The World Health Organization (WHO) has partnered on March 28 with major blockchain and tech companies to launch a distributed ledger technology (DLT)-based platform for sharing data concerning the coronavirus pandemic.
The platform, MiPasa, is built on top of Hyperledger Fabric and seeks to enable “early detection of COVID-19 carriers and infection hotspots.
WHO launches blockchain-based platform to fight COVID-19
The platform purports to facilitate “fully private information sharing between individuals, state authorities and health institutions.”
The project cross-references siloed location and health data is “siloed” on the platform to glean global insights while ensuring patient privacy, with MiPasa describing the platform as a “verifiable information highway.” MiPasa is slated to soon host an array of publicly accessible analytics tools too.

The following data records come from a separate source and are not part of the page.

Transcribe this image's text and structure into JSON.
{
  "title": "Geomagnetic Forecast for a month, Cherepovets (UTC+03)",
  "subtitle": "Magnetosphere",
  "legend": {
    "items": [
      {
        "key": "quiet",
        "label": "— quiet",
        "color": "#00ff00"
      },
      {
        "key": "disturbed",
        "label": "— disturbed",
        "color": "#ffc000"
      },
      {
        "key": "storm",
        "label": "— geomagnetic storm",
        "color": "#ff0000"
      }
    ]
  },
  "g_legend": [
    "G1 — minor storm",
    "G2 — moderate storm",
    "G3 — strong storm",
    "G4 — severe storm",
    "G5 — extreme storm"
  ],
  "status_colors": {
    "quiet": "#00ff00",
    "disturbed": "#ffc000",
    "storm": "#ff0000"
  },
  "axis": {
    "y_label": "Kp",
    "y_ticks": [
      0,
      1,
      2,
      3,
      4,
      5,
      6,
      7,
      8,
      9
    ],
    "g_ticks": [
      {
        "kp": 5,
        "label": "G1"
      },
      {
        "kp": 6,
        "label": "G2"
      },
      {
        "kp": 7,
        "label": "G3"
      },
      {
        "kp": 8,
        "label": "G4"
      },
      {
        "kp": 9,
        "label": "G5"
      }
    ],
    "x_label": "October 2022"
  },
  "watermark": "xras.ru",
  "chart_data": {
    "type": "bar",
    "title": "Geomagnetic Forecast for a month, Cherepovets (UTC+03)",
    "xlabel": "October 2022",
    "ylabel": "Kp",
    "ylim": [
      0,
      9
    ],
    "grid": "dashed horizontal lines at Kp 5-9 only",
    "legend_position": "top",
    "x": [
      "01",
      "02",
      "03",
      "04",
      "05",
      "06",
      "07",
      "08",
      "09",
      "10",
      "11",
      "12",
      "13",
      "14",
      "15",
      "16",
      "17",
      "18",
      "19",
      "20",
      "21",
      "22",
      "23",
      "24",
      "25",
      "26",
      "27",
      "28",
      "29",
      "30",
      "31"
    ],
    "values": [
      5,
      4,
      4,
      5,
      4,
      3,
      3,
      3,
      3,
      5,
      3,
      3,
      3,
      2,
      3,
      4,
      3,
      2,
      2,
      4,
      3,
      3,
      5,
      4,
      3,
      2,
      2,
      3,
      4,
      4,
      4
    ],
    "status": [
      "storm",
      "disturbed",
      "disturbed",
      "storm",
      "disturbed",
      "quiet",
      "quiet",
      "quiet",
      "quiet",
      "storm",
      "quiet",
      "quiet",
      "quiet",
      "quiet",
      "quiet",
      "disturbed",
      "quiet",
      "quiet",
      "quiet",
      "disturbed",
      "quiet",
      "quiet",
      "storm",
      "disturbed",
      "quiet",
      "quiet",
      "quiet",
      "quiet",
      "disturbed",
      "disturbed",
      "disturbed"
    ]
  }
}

According to the project’s website:
“MiPasa can help monitor and foresee local and global epidemiological trends and detect likely asymptomatic carriers by feeding big data on infection routes and occurrences to powerful AI processors around the world.”
A number of national health institutions are also contributing to the project — including the U.S., European, and Chinese Centres for Disease Control and Prevention, the Hong Kong Department of Health, the Government of Canada and China’s National Health Commission.
The fight against coronavirus highlights applications for DLT
On March 25, it was reported that the United Arab Emirates (UAE)’s Ministry of Community Development (MOCD) is adopting DLT-based solutions for identity verification and the distribution of official documents — allowing customers to securely engage with the MOCD from home.
Blockchain technology has also been suggested as the most efficient means through which the United States’ stimulus package could be distributed — with some proponents even proposing that the U.S. launch a DLT-based “digital dollar.”
China has deployed blockchain in numerous applications to assist its efforts to fight COVID-19, using DLT to track the virus’ spread, medical records, and the distribution of medical supplies and charity donations.